Было почти два часа ночи, когда я добрался до моста через Эльбу. Я остановился на обочине, таким отчаявшимся, таким разочарованным, таким одураченным, таким обманутым я не ощущал себя ни разу в жизни. Я сам позволил выставить меня дураком. Но и тот самый Дитер из Гёттингена, который из экономии съел старого петушка, очухался где-то в глубине моего сознания и заговорил: "Ты же не выбросишь кольца стоимостью в 25 000 марок каждое! Ты с ума сошёл или что?" И в тот же миг зазвонил телефон: "Заедь за мной!" Верона! Несколько секунд меня терзали сомнения, моя гордость встала на дыбы, но потом я, как последний идиот, понёсся назад. Я думал: "Эй, Дитер, ты победил". Напрасно думал.

 

"Трррр" - всё сразу завертелось.
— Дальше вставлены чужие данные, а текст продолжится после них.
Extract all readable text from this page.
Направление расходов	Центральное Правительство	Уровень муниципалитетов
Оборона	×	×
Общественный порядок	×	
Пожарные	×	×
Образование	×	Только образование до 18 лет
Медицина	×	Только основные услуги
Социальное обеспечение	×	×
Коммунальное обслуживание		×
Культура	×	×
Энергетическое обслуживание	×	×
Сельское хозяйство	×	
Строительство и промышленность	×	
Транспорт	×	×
Верона нажала кнопку домофона - думаю, Алан к тому времени смотался - я смог подняться, постоял перед её забавной обитой железом дверью, смог отнести её чемоданы и бросил краткий взгляд на её квартиру. Только краткий, потому что Верона выставила чемоданы за дверь. Комната, за ней ещё одна, в обеих царил невероятный беспорядок, обставлена квартира была отвратительно и безвкусно, если такое вообще можно назвать обстановкой. Там, где у нормальных людей висит люстра, у Вероны качалась лампочка-груша. Кругом кучи хлама. На столе, в вазе с зеленоватой водой, стоял букет засохших роз, который она получила, наверное, тридцать восемь лет назад от своего воздыхателя. На цветах разросся грибок, своего рода биотоп. Я сказал: "Давай, Верона, покажи мне свою квартиру, мы ведь, наверное, поженимся". Но от неё я услышал: "Ты снова начинаешь? Так мы спорить будем или жениться?" Позднее я бы сказал о времени, проведённом с Вероной, что мы вели тогда тысячу войн друг с другом, и я потерпел тысячу поражений. И это было примерно сотое. Верона была права тогда, не желая показывать мне квартиру. Потому что образ жизни, который она вела, не для меня. Хотя, если совсем начистоту? Я был тогда так глуп, что, возможно, несмотря ни на что женился бы на ней. Я подсел на наркотик, на наркотик "Верона" и, к сожалению, обходиться без него не мог.

 

Акапулько и высокие ледяные вершины.

Мы отправились в отель около аэропорта и провели там время до отлёта. Я был измотан, Верона выла всю ночь без остановки, я боролся с сумасшествием. Заняться любовью никому и в голову не пришло. По прибытии в Акапулько мы выяснили, что экзотические клёвые пляжи, которые мы себе представляли, были отвратительны и загажены. Мы отправились в отель "Tres Islas" - это было ближе к вечеру - мы получили бунгало с собственным бассейном, в котором плавали орхидеи, и постепенно радость жизни вернулась к нам. Верона переоделась, мы вошли в воду, цветы покачивались вокруг нас, и всё было - как бы поудачнее выразиться? - жутко романтичным. Я счёл это знаком судьбы: вы оба пережили стресс, но теперь всё снова хорошо. Мы улеглись на кровать, облачённые только в полотенца, и я решил, что Верона готова.

 

Как вдохновенный учёный-любитель, я уже во время ласк в автомобиле кое-что разведал. У меня зародились отчётливые подозрения, что не всё в ней было заложено от рождения. И теперь, когда она потягивалась на постели, две её грудки торчали, как высокие горные вершины.

 

Как правило, мужчина едва ли задумывается о том, когда и где это должно произойти впервые. Просто начинают однажды. Но в данном случае всё было иначе, я пережил настоящий стресс. 8 месяцев я ждал этого. Это не был страх отказа, это была боязнь ответа на вопрос: а что, если я разочаруюсь? Что, если ты мечтал о женщине, которой не существует? Это усмиряло меня. Верона могла быть прекраснейшей женщиной на этой планете. А если с ней в постели будет скучно, иллюзия разрушится. Эротика для меня точка вращения, суть взаимоотношений. Все мужчины, которые говорят, будто им достаточно просто говорить с предметом своей любви, попросту лгут. Я не отношусь к теоретикам мужского пола, которые два раза в месяц ищут у супруги чакру или энергетические каналы. Мне же нужно вдохновение и соучастие партнёрши.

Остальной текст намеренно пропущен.